I was thinking about art because we had just been to the Jerwood Gallery, which is currently showing exhibitions by Mark Wallinger and Wilhelmina Barns-Graham. The Wallinger includes Landscape with the Fall of Icarus (2007), which refers back to the great painting by Bruegel but is just a video installation with You've Been Framed clips. He also had some photographs of the local Birdman competition and a room with a wall of mirrors and an Eadward Muybridge grid, with encouragement to take photographs (my sons were happy to oblige). Here, I will focus on Barns-Graham, who I've only ever mentioned once before on this blog.
The Jerwood's display, Sea, Rock, Earth and Ice, is described on The Wilhelmina Barns-Graham Trust website.
'The Jerwood Gallery takes their own Barns-Graham painting Winter Landscape, 1952 as the rationale for the display. The starting point is a strong group of glaciers that includes Glacier Painting, Green and Brown, 1951 from Sheffield Museums (the show travels to the Graves Gallery, opening 8 December) before showing how the series developed away from having direct glacier references to one of rock forms...'The sketchbooks and texts displayed alongside the paintings show the artist trying to uncover the shapes of the mountains' steep rock faces and curving ice fields. I noted down part of a quote, next to End of the Glacier, Upper Grindelwald (1949), which conveys a strong sense of the Sublime.
"Once while working against the evening light rapidly fading, I experienced a terrifying desire to roll myself down the mountain side. Calmly as I could I came down the wood steps cut in the ice, Grindelwald far below. ... I heard the awful roar of an avalanche and seeing what looked like a trickle of salt in the distant heights. All this and the many moods beautiful and frightening fascinated me."
I have always loved Barns-Graham's glacier paintings, in particular Glacier Crystal, Grindelwald (1950) - not in this show, but reproduced (above) on the front of the Tate's 2005 exhibition catalogue. Maybe this is partly because they resemble frozen air. The Grindelwald glacier, she wrote, seemed to breath. "This likeness to glass and transparency, combined with solid, rough ridges made me wish to combine in a work all angles at once, from above, through, and all round, as a bird flies, a total experience..."

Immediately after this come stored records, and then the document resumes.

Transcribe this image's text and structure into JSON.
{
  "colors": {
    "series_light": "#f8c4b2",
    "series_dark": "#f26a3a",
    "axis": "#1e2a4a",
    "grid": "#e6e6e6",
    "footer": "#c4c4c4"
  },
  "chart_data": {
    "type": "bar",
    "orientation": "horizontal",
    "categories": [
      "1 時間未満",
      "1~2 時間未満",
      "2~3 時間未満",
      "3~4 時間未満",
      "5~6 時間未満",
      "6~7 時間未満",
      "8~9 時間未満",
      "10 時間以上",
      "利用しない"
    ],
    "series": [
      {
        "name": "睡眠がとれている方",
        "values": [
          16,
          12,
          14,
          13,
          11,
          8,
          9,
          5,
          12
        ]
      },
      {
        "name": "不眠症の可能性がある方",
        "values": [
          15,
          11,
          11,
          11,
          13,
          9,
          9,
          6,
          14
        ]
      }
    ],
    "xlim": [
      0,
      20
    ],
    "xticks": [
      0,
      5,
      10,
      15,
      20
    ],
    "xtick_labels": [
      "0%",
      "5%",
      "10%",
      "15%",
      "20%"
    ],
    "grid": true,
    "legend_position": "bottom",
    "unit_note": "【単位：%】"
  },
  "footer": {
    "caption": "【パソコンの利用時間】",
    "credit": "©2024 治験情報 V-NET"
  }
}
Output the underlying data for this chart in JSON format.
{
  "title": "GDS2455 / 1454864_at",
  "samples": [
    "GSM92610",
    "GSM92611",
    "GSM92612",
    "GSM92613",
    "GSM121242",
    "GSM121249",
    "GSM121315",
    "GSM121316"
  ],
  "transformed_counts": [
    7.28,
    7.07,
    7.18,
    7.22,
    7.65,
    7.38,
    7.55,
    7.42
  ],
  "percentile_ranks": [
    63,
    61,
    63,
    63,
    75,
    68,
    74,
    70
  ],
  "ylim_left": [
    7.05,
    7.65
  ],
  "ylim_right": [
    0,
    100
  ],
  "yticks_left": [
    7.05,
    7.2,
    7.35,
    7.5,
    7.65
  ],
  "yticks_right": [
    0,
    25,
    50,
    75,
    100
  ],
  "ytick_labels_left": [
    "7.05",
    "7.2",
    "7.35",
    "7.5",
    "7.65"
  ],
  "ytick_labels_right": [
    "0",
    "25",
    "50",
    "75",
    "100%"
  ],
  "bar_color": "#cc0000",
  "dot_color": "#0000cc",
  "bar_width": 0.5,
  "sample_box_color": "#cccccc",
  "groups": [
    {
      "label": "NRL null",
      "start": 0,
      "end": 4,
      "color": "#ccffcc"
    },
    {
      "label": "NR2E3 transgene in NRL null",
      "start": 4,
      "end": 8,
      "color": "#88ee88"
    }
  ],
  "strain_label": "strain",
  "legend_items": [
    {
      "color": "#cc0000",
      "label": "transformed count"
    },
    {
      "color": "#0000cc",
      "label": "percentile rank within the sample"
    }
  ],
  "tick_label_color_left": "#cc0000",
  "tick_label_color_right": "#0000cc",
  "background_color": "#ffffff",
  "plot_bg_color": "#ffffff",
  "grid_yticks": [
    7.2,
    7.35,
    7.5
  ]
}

Sea, Rock, Earth and Ice took in other work from Barns-Graham's long career, and was a reminder of the abiding interest she showed in other naturally abstract landforms, from the quarries she sketched in the late fifties to the lava she drew in the early nineties. The waves of the Lanzarote lava field were conveyed in white chalk and pastel on black paper, reminding me of the Tacita Dean drawings I saw recently in London. The fact that for a decade or so these artists were contemporaries is rather amazing. When Barns-Graham died in 2004 at the age of 91, her 'radiant' late work was evidently as highly regarded by critics as anything else she had painted.